- Born: October 15, 1963 Allentown, Pennsylvania, U.S.
- Died: September 4, 2024 (aged 60)
- Education: Muhlenberg College
- Known for: Costume designer

= Michael McDonald (costume designer) =

American costume designer (1963–2024)

Michael McDonald (October 15, 1963 – September 4, 2024) was an American costume designer who was nominated for both a Tony Award and a Drama Desk Award in 2009 for his work on the Broadway revival of the musical Hair.

==Early life and education==
McDonald was born in Allentown, Pennsylvania, on October 15, 1963. He was a 1981 graduate of William Allen High School. He attended Muhlenberg College in Allentown, where he took his first costume design course and subsequently worked on several of Muhlenberg's theatrical productions.

==Career==
In 1984, McDonald became involved in theatre at the Civic Theatre of Allentown.

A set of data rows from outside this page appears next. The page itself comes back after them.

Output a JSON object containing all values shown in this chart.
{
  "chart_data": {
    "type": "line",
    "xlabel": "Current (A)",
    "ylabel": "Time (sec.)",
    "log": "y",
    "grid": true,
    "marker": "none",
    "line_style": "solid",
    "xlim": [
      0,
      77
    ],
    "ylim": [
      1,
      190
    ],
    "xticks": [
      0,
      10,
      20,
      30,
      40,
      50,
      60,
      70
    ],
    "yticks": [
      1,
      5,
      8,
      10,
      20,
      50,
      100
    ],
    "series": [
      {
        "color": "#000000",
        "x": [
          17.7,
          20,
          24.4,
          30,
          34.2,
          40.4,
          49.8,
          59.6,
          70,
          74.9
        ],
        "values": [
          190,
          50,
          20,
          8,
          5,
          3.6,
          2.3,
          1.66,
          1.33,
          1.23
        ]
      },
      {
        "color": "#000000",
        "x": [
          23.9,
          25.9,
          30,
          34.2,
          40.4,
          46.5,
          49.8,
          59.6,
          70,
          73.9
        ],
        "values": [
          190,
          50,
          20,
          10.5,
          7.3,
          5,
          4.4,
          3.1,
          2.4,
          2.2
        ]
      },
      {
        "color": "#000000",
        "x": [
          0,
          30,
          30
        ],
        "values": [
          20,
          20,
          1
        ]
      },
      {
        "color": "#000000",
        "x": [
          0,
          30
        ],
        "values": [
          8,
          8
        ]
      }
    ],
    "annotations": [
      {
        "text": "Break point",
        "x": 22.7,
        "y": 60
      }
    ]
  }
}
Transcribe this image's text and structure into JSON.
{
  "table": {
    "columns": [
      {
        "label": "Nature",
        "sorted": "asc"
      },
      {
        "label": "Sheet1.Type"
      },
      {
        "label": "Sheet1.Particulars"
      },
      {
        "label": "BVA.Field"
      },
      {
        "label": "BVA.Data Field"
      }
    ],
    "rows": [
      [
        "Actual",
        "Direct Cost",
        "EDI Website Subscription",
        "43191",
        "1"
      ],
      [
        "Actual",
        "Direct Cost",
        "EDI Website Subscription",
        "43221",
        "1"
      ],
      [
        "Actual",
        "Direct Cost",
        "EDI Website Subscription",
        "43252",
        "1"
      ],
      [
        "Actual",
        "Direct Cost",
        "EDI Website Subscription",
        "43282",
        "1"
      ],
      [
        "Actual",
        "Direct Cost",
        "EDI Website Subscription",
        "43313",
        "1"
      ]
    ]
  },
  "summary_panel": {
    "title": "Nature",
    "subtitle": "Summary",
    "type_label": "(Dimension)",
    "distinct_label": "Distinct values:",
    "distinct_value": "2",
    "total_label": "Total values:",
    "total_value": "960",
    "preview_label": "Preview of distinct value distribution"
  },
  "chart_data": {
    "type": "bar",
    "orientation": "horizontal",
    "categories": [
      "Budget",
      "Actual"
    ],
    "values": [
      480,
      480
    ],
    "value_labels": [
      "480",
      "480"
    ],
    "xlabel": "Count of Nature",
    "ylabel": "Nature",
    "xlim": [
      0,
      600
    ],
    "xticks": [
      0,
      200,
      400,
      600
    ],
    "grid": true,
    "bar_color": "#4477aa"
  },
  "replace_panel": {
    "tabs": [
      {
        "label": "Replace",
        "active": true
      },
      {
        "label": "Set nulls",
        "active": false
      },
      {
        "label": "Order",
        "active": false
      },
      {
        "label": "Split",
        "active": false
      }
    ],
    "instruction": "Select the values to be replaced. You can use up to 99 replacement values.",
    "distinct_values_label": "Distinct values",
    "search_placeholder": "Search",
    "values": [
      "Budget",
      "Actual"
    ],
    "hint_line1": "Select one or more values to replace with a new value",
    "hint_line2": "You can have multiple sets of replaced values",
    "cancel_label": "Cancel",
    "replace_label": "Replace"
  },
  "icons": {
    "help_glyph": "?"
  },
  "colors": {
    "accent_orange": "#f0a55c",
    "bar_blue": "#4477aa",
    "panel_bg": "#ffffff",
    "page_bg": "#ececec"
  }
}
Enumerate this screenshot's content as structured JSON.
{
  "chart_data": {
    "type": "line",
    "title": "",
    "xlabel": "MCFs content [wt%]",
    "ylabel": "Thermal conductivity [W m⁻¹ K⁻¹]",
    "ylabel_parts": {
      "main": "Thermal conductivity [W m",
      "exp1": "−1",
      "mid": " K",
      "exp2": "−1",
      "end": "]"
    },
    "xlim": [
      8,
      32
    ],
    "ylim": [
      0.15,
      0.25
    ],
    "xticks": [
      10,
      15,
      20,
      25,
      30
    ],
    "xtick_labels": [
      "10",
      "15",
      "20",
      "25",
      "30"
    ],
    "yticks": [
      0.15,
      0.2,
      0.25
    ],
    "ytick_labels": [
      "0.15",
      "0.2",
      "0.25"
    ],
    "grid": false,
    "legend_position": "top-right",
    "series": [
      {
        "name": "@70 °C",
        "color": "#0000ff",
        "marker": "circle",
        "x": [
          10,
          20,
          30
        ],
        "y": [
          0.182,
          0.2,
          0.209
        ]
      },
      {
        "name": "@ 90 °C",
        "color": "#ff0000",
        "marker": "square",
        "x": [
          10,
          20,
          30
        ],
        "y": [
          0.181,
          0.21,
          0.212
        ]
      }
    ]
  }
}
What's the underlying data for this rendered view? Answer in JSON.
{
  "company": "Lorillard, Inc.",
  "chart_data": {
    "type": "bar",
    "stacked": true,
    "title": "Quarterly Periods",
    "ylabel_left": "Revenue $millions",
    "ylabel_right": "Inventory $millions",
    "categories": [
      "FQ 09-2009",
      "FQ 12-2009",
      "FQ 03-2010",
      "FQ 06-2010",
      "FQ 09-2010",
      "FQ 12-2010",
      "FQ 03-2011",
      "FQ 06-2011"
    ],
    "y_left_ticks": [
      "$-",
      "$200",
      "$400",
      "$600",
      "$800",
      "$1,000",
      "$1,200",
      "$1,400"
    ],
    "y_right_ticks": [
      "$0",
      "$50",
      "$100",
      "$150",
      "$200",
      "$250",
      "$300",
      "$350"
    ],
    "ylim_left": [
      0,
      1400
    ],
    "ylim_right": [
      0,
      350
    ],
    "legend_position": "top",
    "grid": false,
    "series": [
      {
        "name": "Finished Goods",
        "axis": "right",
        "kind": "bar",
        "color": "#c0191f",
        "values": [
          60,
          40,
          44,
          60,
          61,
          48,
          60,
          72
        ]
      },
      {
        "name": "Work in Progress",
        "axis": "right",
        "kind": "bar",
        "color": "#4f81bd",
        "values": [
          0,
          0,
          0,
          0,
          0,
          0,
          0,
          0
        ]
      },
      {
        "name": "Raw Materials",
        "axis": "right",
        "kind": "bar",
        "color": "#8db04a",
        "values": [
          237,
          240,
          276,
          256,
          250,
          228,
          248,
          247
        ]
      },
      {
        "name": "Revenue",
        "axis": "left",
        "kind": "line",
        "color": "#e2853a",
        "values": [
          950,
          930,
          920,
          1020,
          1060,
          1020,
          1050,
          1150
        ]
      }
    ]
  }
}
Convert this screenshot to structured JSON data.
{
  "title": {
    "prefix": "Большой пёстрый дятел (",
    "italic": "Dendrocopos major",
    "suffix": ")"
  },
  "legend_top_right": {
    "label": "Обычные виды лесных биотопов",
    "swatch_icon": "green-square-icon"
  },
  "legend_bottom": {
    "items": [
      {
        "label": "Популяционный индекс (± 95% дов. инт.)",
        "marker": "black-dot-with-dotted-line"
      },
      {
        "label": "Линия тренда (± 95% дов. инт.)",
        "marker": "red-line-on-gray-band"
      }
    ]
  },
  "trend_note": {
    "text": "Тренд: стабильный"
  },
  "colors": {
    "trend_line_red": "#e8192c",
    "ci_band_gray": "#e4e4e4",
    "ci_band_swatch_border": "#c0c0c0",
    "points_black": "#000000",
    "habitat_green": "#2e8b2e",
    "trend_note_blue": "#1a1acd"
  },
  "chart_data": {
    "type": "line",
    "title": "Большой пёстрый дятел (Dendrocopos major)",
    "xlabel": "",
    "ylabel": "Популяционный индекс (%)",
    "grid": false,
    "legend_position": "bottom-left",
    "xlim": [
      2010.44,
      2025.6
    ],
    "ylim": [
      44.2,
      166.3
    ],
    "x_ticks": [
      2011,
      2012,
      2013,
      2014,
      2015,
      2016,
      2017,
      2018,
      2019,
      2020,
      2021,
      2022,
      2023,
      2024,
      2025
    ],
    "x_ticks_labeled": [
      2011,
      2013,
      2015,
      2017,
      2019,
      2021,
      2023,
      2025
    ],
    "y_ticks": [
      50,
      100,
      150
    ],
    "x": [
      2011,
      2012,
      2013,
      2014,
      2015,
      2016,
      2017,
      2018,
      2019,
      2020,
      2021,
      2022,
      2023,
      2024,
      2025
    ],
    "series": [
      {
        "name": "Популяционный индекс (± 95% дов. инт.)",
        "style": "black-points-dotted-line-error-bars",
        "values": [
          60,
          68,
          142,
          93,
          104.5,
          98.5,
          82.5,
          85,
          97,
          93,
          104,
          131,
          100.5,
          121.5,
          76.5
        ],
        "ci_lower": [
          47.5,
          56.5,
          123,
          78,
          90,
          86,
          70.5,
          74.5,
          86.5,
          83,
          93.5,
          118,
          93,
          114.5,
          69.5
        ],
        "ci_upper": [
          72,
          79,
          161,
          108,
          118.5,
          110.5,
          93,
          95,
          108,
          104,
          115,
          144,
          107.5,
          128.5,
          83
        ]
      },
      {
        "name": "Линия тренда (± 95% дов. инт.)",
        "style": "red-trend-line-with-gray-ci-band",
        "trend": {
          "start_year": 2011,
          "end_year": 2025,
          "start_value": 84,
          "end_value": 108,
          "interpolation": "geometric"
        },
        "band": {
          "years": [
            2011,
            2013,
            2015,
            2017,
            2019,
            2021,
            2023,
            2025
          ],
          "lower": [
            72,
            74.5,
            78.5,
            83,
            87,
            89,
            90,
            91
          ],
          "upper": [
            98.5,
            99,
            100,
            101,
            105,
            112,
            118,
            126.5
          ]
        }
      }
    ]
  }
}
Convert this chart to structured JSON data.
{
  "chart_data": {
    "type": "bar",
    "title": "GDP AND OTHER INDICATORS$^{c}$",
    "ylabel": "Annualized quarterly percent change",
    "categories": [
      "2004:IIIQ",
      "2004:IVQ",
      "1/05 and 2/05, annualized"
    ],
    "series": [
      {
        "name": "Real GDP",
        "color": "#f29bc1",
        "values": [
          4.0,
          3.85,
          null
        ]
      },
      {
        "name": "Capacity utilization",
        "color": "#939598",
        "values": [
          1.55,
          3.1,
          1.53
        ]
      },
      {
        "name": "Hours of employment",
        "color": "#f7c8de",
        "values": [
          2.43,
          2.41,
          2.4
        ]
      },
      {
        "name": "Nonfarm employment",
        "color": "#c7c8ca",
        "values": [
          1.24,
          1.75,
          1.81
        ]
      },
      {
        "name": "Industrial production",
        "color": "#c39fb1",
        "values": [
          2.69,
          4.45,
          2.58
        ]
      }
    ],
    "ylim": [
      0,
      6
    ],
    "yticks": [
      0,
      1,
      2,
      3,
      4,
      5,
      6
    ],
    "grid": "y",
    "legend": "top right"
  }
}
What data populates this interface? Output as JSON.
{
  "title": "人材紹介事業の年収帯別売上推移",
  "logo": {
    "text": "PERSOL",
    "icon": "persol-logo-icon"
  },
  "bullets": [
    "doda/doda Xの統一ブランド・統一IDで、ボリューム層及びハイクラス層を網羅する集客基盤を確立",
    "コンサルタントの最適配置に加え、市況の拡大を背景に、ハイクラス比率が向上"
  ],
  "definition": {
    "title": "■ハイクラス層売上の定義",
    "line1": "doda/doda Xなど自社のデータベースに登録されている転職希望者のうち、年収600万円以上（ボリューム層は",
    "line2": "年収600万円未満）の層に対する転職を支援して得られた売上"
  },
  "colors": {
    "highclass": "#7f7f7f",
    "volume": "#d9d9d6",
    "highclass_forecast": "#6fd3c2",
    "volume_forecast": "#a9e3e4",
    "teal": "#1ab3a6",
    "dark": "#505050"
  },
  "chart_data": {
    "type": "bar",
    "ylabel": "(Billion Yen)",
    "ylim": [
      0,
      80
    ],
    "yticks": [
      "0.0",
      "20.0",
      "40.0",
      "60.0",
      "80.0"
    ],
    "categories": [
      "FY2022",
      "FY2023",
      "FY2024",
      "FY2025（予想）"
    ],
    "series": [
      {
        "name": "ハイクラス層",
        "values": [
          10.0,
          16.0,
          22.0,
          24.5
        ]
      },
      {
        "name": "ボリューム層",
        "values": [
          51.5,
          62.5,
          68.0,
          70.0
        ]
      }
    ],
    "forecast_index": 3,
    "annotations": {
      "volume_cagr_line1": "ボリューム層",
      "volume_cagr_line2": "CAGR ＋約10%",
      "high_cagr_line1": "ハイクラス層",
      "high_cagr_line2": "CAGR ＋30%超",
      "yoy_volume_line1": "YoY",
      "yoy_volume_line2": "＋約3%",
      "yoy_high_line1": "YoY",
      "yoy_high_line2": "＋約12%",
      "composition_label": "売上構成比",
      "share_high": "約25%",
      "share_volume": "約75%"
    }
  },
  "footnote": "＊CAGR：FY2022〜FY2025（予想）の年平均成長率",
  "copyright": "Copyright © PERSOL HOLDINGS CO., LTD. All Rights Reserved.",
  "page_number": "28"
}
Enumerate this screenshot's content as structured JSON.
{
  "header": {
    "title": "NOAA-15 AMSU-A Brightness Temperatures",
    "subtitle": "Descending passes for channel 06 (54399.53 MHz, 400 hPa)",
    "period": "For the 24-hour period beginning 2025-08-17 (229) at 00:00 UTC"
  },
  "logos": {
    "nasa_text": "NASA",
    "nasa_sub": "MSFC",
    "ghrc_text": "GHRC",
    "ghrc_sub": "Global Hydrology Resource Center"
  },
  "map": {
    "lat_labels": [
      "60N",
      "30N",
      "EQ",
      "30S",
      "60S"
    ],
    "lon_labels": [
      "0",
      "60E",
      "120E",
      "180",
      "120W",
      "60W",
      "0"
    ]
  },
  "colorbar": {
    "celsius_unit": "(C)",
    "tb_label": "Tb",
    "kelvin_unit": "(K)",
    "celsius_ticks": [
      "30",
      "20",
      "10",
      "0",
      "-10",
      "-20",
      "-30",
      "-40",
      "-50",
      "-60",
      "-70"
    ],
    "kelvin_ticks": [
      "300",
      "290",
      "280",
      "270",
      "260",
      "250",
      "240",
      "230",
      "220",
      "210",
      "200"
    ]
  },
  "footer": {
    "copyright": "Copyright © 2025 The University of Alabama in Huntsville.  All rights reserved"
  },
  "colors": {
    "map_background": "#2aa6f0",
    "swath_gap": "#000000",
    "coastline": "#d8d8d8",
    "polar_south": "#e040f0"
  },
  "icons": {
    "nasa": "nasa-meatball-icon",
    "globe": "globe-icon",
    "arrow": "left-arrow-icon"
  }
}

In the early 1990s, he relocated to New York City, where he worked on productions including The Ride Down Mt. Morgan (Broadway, 2000), The Goat, or Who is Sylvia? (Broadway, 2002), and Take Me Out (Broadway, 2003). In 2009, his work on the Broadway revival of Hair earned him nominations for both the Tony Award for Best Costume Design and the Drama Desk Award for Outstanding Costume Design.

==Death==
McDonald died after a brief illness on September 4, 2024, at the age of 61.